Hi Matt, thank you for explaining it. The link was very useful, it makes sense.

In the meanwhile I have been experimenting with using stale image (PhotoDetector) variation of the algorithm and it was working just fine. So instead of processing the live feed I will probably end up processing several frames per second.

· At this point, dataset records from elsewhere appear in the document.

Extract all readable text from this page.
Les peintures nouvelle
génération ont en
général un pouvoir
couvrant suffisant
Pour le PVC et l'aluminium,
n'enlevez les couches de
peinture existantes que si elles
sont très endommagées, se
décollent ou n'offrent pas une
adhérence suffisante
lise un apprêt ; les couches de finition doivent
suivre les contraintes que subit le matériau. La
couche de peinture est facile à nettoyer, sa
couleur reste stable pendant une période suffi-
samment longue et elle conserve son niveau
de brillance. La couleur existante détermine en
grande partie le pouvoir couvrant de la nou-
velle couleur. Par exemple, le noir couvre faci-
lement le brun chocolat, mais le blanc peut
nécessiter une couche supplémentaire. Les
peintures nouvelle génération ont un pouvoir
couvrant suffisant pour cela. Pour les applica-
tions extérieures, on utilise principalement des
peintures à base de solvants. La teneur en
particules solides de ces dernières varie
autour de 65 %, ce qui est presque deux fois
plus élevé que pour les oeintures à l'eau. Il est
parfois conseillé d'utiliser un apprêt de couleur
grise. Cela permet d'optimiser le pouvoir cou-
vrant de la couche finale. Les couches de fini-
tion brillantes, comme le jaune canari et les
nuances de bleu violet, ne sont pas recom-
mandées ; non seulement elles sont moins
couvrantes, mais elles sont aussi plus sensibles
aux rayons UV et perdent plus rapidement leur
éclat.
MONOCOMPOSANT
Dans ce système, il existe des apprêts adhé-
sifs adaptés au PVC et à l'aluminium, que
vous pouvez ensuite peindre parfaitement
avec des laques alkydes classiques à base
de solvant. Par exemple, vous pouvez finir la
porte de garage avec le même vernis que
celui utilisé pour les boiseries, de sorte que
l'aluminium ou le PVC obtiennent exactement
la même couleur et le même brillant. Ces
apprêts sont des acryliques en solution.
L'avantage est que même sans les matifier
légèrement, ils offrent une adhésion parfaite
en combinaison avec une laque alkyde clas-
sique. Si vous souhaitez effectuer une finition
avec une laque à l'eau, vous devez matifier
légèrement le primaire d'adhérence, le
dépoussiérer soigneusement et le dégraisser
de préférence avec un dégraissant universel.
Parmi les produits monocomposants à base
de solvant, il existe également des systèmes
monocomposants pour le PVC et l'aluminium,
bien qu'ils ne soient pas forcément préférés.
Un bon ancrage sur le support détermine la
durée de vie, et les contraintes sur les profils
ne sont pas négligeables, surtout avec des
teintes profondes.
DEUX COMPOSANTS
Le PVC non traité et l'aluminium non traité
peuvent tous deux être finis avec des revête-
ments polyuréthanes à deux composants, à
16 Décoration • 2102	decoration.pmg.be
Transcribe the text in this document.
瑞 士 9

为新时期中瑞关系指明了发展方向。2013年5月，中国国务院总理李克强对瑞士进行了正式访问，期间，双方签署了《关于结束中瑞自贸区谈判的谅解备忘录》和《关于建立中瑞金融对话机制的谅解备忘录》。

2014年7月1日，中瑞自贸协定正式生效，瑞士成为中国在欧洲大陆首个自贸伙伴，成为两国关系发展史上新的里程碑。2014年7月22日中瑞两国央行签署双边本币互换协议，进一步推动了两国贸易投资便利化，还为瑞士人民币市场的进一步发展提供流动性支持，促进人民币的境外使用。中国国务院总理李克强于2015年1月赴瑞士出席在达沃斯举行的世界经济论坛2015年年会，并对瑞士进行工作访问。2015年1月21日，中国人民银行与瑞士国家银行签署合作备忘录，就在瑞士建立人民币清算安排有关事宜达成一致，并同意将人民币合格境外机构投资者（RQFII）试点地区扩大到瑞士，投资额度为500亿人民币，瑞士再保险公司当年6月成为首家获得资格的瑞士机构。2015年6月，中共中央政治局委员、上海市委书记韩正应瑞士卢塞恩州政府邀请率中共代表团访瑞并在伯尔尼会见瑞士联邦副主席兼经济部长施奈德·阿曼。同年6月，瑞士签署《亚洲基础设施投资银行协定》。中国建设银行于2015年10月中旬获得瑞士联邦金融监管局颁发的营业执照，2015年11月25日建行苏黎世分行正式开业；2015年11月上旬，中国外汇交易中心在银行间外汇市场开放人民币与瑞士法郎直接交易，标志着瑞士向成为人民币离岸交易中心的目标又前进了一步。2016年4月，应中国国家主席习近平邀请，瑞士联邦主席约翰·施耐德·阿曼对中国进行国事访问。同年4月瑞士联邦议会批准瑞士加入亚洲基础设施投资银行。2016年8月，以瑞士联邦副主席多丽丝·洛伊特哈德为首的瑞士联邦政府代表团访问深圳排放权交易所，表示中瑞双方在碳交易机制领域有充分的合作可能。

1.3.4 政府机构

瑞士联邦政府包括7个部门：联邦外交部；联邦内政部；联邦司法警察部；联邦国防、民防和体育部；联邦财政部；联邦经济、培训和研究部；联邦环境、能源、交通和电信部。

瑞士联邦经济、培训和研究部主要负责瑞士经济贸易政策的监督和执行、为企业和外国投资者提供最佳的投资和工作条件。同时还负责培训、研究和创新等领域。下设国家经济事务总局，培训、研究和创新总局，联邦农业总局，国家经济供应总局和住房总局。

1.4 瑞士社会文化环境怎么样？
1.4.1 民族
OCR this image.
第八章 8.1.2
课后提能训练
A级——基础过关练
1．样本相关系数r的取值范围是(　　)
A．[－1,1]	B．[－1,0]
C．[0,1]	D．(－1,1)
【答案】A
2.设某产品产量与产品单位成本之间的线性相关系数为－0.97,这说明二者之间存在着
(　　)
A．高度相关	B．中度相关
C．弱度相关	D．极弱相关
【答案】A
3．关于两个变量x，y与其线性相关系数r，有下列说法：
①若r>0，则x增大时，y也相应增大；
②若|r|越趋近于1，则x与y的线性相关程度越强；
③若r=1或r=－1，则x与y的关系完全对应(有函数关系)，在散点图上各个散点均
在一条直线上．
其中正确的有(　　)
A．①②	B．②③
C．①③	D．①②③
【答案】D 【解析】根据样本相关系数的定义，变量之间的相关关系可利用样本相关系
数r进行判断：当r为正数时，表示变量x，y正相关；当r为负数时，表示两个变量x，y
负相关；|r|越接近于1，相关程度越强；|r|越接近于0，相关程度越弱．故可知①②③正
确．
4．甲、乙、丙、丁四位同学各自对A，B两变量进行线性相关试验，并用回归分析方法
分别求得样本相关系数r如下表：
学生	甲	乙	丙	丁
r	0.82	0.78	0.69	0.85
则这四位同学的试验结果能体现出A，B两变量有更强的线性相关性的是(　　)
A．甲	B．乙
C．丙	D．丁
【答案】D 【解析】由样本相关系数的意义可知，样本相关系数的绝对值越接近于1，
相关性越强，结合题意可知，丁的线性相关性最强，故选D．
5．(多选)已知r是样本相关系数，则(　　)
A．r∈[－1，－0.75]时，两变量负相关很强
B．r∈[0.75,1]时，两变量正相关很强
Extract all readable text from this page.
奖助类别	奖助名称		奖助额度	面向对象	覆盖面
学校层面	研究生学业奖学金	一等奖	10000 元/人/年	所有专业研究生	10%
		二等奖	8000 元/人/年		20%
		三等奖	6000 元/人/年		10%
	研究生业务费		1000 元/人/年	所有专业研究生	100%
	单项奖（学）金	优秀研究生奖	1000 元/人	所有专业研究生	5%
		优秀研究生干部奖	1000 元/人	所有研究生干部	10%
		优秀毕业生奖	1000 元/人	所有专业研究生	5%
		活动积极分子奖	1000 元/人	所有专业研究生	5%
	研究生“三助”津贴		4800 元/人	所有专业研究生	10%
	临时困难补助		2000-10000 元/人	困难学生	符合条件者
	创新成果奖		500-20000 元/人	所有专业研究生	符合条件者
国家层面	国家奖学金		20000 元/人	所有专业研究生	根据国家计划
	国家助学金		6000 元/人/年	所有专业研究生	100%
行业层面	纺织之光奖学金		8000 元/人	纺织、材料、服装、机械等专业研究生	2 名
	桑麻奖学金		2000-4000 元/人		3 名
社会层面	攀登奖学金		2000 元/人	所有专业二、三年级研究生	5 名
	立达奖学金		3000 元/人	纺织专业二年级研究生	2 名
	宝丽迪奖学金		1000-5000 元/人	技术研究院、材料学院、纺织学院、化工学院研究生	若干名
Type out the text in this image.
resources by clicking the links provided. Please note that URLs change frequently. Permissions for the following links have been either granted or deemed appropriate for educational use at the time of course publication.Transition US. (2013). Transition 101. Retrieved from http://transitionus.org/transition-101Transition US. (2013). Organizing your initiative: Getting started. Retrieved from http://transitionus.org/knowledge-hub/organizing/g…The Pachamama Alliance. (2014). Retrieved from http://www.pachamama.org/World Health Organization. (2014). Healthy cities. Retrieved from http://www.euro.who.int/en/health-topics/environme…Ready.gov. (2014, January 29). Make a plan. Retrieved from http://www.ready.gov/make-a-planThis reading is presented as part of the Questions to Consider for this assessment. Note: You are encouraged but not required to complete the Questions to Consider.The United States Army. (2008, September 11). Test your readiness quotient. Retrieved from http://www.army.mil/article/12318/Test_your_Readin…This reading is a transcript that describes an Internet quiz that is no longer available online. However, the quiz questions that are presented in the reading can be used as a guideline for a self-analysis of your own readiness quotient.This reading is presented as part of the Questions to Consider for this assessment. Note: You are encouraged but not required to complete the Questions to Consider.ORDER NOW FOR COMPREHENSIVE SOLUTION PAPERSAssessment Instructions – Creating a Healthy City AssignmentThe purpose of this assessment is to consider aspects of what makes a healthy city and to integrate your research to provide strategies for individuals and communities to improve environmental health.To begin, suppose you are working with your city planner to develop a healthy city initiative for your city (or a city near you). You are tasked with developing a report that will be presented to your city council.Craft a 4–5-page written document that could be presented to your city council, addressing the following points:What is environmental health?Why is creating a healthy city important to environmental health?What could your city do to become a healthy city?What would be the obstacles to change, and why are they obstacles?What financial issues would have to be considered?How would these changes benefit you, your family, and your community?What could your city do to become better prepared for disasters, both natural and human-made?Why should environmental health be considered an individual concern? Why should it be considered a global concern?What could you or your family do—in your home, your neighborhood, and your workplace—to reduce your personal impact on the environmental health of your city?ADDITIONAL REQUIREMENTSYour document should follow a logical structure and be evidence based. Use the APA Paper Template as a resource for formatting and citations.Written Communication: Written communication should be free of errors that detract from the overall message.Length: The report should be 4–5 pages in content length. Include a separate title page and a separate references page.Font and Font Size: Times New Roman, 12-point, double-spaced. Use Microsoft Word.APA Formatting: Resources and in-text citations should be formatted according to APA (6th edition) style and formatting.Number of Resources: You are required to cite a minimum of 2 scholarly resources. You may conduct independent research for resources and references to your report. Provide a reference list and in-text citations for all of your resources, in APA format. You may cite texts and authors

This should be a good walk-around except for the face tracking. I did not succeed finding any information on tracking faces between pictures in your docs. By tracking I mean finding a way of telling if it’s the same person on two pictures. I reckon I would have to roll something out on my own. Lack of tracking does not make Affectiva SDK useless for my use-case, it just makes the data more noisy and I’d like to normalize it.

Any thoughts or suggestions on this subject?


#4

@janek_bajanek the SDK doesn’t do facial recognition. Face recognition is where you want to identify who a person is regardless of their expression. Our technology solves the complementary problem (also called the ‘dual’ problem): we want to recognize the expression regardless of the person’s identity. Our SDK doesn’t care who they are, but rather what they are showing on their face, and to that effect doesn’t perform any identity recognition.